Texas Officials Ask Supreme Court to Allow Six-Week Abortion Ban

Texas officials urged the U.S. Supreme Court to allow a new law that would bar abortion after the sixth week of pregnancy, as the justices weighed calls by clinics and doctors to block the measure before it takes effect Wednesday.

In a court filing Tuesday, Texas Attorney General Ken Paxton said the providers haven’t shown they will be harmed by the law, which would be enforced by private lawsuits, rather than government lawyers. “They have not shown that they will be personally harmed by a bill that may never be enforced against them by anyone,” Paxton argued.

The showdown could be a pivotal moment on one of the country’s most divisive issues. A decision allowing the Texas law to take effect could signal that the high court is poised to topple precedents that now protect abortion rights until much later in pregnancy. In the coming months, the conservative-controlled court will hear a Mississippi appeal that seeks to overturn the core constitutional abortion right.

The Texas law would be the strictest in the nation, barring abortion after a fetal heartbeat can be detected -- and before many women know they are pregnant. The challengers say the law would ban abortion for at least 85% of patients in the state and force many clinics to close.  

The law “would immediately and catastrophically reduce abortion access in Texas,” the providers, led by Whole Woman’s Health, argued in court papers filed Monday.

The clinics and doctors are seeking to block the law from taking effect while the litigation goes forward. A New Orleans-based federal appeals court effectively barred any pre-enforcement challenge.

The law’s unusual enforcement mechanism is at the center of the clash. The measure lets private parties sue anyone who helps a woman get an abortion -- and collect a minimum of $10,000 in damages per procedure -- but doesn’t authorize government officials to sue.

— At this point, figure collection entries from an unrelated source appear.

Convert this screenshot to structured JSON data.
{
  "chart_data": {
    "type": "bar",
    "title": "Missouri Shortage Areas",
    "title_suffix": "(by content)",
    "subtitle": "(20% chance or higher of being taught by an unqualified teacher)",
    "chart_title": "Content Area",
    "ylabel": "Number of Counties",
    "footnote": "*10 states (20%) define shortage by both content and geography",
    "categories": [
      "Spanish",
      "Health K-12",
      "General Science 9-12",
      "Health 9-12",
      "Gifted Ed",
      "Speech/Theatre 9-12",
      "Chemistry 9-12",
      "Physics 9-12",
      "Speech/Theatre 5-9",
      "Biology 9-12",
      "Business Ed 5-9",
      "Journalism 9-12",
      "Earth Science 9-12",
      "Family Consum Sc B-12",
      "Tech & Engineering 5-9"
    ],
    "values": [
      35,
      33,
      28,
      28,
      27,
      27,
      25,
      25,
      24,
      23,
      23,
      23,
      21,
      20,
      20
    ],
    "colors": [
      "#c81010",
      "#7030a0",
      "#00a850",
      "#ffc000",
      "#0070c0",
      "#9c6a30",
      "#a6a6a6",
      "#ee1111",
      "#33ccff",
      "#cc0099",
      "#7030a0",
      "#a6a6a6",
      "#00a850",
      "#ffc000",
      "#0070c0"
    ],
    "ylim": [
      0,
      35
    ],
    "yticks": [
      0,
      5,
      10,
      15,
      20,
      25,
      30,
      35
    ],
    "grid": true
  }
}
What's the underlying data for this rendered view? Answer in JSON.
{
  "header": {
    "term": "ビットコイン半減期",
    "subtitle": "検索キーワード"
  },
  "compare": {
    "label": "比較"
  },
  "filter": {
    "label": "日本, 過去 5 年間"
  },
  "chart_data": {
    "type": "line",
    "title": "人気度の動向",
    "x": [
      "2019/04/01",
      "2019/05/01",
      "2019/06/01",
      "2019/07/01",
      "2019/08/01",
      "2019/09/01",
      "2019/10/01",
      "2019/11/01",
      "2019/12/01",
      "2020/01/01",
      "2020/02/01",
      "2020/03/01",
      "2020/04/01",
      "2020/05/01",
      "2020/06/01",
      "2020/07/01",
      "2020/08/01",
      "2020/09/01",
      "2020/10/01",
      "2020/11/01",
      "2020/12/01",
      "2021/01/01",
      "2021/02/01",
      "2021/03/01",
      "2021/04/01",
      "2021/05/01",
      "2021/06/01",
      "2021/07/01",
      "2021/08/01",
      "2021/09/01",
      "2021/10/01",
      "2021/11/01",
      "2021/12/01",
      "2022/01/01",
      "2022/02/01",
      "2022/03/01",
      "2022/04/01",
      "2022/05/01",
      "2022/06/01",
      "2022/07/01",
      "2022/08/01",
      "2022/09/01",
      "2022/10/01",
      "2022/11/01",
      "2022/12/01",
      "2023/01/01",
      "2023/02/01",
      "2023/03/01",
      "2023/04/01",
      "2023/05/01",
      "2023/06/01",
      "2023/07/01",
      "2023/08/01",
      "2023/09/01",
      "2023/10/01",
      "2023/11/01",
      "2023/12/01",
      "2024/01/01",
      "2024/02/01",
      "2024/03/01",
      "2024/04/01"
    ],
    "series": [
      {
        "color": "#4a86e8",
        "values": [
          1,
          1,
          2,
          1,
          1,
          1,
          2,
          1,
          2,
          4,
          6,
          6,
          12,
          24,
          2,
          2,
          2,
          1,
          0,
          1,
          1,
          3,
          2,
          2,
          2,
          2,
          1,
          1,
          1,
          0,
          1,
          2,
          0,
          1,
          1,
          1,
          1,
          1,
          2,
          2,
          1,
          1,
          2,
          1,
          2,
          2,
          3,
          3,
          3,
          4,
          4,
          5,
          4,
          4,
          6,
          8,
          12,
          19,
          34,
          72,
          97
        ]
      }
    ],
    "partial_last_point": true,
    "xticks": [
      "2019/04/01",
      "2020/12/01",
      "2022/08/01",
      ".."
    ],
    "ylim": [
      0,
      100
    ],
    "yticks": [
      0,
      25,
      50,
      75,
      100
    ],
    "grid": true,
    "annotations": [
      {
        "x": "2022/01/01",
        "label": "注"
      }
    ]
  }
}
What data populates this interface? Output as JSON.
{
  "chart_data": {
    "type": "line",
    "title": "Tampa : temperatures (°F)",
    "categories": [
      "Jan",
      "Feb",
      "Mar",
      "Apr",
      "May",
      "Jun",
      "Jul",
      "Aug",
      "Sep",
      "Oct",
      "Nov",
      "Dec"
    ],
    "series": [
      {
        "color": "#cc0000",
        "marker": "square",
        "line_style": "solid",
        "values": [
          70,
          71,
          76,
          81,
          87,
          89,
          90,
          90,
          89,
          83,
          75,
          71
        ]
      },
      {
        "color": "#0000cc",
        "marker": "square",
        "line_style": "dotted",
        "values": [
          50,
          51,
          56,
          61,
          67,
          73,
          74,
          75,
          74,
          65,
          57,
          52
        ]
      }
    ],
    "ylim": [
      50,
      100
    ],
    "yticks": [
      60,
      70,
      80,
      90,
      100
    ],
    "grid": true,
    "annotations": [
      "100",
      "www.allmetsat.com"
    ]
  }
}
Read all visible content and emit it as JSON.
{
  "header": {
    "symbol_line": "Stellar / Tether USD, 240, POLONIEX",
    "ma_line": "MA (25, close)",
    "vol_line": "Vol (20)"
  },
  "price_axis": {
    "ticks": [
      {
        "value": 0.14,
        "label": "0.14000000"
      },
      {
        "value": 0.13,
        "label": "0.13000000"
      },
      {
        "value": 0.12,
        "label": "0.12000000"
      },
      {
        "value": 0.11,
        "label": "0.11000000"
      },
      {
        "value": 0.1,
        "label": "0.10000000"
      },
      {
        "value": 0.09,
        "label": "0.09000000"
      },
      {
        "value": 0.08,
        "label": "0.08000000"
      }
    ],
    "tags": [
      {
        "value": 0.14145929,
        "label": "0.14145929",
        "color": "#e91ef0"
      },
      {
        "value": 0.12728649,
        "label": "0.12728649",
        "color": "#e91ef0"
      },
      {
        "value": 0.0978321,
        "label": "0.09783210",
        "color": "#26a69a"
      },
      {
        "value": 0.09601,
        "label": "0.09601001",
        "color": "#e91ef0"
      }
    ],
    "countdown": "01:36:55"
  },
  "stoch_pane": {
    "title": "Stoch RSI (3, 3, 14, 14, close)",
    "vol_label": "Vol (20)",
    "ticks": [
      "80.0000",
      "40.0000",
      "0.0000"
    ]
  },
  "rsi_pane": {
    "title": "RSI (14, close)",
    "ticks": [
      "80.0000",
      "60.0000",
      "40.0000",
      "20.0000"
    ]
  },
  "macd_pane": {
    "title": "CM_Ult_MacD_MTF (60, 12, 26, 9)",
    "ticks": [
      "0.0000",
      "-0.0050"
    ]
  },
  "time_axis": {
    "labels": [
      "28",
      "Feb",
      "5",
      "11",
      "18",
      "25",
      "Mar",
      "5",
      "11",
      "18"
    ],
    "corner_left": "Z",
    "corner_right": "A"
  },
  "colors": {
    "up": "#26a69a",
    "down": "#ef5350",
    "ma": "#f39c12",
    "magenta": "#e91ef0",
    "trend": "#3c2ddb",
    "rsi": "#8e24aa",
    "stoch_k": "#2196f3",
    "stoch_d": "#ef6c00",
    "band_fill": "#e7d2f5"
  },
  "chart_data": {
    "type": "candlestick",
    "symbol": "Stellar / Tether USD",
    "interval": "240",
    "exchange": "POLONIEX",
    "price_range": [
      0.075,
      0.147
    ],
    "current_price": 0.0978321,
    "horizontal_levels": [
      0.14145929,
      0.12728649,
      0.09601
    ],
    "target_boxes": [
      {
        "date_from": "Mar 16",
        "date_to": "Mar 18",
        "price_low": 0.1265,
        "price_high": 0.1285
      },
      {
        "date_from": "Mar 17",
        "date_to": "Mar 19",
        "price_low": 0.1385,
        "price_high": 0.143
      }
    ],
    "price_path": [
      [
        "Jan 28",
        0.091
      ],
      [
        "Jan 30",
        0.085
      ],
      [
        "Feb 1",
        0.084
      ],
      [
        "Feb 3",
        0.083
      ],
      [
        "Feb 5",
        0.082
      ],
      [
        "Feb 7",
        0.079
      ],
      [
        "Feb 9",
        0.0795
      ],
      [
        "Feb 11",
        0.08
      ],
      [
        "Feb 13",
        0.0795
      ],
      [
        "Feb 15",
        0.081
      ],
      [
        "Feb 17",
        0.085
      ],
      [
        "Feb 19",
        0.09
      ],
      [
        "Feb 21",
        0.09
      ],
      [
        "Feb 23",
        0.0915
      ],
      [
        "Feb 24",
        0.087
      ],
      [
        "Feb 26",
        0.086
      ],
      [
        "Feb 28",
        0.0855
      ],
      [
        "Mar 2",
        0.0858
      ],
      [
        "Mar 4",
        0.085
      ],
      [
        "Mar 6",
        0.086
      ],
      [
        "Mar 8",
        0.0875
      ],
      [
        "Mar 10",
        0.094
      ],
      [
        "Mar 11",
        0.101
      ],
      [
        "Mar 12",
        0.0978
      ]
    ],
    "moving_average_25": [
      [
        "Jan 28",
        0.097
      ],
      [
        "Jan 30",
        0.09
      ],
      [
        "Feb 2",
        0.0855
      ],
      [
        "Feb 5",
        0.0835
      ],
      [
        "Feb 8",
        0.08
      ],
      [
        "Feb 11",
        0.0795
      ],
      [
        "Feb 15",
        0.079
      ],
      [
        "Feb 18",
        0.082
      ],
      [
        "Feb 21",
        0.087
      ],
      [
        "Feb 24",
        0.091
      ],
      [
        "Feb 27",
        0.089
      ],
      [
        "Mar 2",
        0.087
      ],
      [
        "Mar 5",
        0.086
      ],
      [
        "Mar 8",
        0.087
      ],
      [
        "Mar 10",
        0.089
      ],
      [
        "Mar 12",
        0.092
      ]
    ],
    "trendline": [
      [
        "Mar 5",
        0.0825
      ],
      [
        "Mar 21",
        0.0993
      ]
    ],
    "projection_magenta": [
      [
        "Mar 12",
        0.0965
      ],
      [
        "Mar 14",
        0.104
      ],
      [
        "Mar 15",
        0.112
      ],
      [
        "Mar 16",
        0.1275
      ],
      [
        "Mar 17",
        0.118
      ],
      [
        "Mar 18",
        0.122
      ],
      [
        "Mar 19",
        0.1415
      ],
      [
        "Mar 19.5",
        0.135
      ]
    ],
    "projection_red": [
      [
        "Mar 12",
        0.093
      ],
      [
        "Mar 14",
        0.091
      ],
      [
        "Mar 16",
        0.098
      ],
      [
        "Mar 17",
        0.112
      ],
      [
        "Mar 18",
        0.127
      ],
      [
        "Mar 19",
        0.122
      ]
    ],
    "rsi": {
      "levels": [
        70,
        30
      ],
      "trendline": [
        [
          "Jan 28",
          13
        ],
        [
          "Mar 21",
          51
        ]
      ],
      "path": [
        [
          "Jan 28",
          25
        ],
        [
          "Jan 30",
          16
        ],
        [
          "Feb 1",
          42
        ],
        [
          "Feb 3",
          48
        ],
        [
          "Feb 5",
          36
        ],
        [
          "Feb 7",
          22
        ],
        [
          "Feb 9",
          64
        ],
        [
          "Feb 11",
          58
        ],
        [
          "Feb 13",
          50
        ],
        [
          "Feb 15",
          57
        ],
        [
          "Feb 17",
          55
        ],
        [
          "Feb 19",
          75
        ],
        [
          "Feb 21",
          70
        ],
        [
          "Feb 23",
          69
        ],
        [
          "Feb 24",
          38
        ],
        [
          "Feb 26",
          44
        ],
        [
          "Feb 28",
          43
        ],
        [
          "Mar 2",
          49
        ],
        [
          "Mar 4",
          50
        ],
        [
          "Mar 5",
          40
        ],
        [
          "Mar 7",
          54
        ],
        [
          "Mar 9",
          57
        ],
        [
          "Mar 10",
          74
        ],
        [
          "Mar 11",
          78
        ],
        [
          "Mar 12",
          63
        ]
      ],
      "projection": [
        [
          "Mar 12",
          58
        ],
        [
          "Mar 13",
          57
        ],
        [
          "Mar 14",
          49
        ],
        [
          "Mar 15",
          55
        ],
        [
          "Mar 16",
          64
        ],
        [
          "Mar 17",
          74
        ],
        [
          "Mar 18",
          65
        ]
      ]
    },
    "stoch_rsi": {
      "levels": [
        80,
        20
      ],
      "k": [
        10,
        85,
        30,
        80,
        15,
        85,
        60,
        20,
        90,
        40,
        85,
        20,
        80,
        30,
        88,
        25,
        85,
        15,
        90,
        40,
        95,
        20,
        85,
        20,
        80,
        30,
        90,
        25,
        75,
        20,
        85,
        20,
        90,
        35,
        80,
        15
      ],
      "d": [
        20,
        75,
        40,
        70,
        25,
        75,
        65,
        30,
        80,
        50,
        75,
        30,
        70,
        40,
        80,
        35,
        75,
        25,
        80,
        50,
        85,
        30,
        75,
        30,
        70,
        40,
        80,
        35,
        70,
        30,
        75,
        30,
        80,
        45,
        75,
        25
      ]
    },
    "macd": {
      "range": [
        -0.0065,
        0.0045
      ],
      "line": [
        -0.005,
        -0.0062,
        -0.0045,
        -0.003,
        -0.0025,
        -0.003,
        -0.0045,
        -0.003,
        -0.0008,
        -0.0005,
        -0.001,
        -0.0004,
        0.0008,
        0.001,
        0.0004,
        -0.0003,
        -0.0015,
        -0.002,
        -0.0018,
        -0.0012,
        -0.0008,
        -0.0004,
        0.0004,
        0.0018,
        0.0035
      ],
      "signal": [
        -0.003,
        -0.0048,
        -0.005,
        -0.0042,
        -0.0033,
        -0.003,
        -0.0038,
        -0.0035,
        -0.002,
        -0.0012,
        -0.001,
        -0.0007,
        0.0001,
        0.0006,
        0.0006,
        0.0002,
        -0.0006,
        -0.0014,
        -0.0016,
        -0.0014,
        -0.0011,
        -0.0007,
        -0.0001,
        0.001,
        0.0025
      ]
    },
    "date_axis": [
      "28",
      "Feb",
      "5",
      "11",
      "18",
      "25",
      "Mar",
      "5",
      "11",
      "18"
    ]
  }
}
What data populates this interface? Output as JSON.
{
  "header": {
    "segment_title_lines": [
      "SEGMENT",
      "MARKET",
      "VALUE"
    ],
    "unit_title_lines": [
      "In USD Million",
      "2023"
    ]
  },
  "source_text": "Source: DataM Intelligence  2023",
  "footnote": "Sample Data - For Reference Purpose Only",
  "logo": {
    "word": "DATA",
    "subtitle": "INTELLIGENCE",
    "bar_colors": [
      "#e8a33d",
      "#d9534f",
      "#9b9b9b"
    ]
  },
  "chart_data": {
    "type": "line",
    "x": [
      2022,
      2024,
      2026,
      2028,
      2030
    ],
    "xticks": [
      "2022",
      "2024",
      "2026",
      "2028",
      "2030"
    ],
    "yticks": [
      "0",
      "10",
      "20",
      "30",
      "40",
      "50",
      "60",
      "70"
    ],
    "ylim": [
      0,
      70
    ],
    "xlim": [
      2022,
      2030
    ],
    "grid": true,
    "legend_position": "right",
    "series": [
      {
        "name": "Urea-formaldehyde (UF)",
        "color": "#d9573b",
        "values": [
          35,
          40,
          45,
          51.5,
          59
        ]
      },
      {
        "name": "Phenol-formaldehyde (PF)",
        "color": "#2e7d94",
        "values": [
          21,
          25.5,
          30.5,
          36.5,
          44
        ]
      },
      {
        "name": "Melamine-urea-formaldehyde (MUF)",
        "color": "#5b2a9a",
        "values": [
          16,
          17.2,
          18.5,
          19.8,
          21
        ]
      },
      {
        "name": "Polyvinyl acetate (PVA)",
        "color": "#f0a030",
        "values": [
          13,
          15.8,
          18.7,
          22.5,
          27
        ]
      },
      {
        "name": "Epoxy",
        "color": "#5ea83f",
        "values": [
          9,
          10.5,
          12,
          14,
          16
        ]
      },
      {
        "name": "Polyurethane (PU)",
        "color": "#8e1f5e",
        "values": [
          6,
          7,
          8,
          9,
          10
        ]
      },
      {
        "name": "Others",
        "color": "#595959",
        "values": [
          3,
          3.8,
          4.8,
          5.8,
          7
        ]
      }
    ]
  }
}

That provision left unclear who challengers could sue before the law takes effect. The defendants in the lawsuit include a state judge and clerk who the providers say will be responsible for handling cases filed in their courts. The complaint also names Mark Lee Dickson, an anti-abortion pastor who the clinics say has threatened to file suits against those who violate the act.

The defendants say the providers lack legal “standing” to sue at this stage because they can’t show an imminent injury stemming from the law. The government defendants also say they are protected from suit by sovereign immunity. 

A federal trial judge had been set to consider stopping the law from taking effect, but a three-judge panel of the conservative 5th U.S. Circuit Court of Appeals blocked the lower court proceedings from going forward.

The case is Whole Woman’s Health v. Jackson 21A24.